Como un personaje de Genet, la vida de LaVogue es también la crónica de una fuga criminal. Tanto por pasar días en las cárceles capturada por Moralidad en teteras ferroviarias que recuerda en el libro, como por robos que le permitían sobrevivir a la deriva, en la intemperie donde vivió tanto tiempo de su corta vida. Su amigo Sergio Valcheff, viajero como ella, recuerda algunos hitos de su “rutina trash”, como cuando ella lo visitó sin aviso en un hospital de San Luis donde estuvo internado y terminó en Traslasierra viviendo varios meses, donde llegó a convertirse en maestra de plástica en una escuela pero como la policía le había secuestrado el documento, robó toda la plata de la cooperadora y se mandó a mudar. 

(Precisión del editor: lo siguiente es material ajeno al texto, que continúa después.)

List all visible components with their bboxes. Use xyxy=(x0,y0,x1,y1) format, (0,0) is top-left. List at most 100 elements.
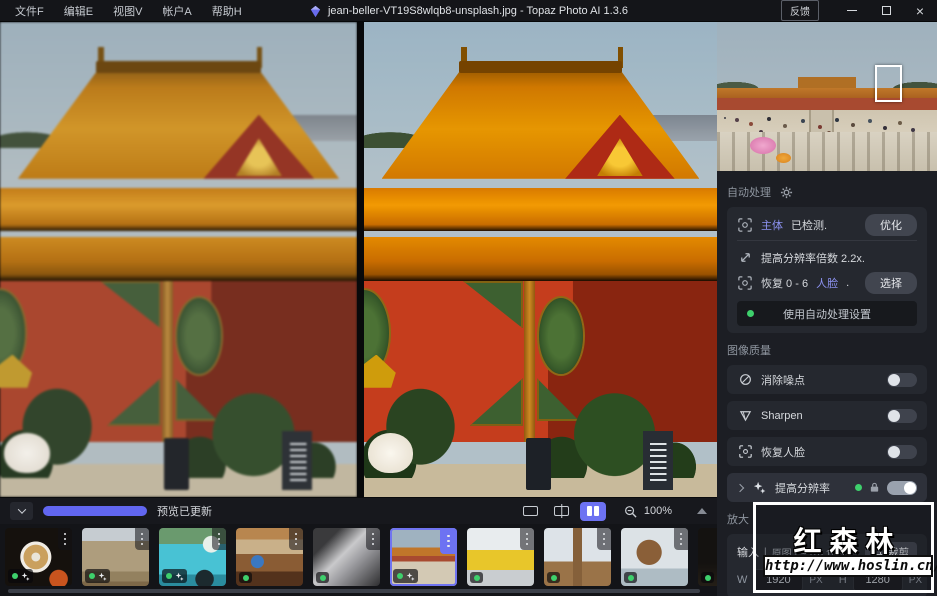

O cuando Bárbara trabajaba como couch de pasarela de la top model Daniela Urzi y le ofrecieron vivir un tiempo junto a modelos que venían del interior, pero como un día la echaron porque la encontraron endemoniada probándose tangas de modelos adolescentes, entró a la oficina y se robó tres laptops. O cuando Velcheff la visitó en una suerte de cotolengo llamado Las hermanas de la Madre Teresa en Mar del Plata, donde estaba judicializada, y le llevó un cassette a pedido con música bailable y LaVogue organizó una fiesta que terminó en que también la echaran. Esa fuga permanente, contó su hermana Andrea Gorostidi en la presentación del libro, hizo que nunca pudiese tener a su hermana mucho tiempo con ella, por eso luego de cremarla en 2018, se quedó con las cenizas varios años y recién este febrero, en Yemanyá, en un nuevo aniversario de su muerte, fue a ese punto donde el río se transforma en mar entre Claromecó y Lunamar y tiró las cenizas de LaVogue en esa encrucijada, para que siga su tour libérrimo

Entre las cenizas había una hebilla de Bárbara que el mar llevaba y traía y su hermana se la quedó mirando un poco hipnotizada. La hebilla seguro hizo un dibujo sobre la superficie como un camino imposible, como esos rostros de cientos de líneas filosas y serpenteantes que el arte de LaVogue desfiguraba sobre el papel, sobre las calles, sobre las pasarelas, sobre la noche. Y que ahora un libro recoge para que puedan volver a circular.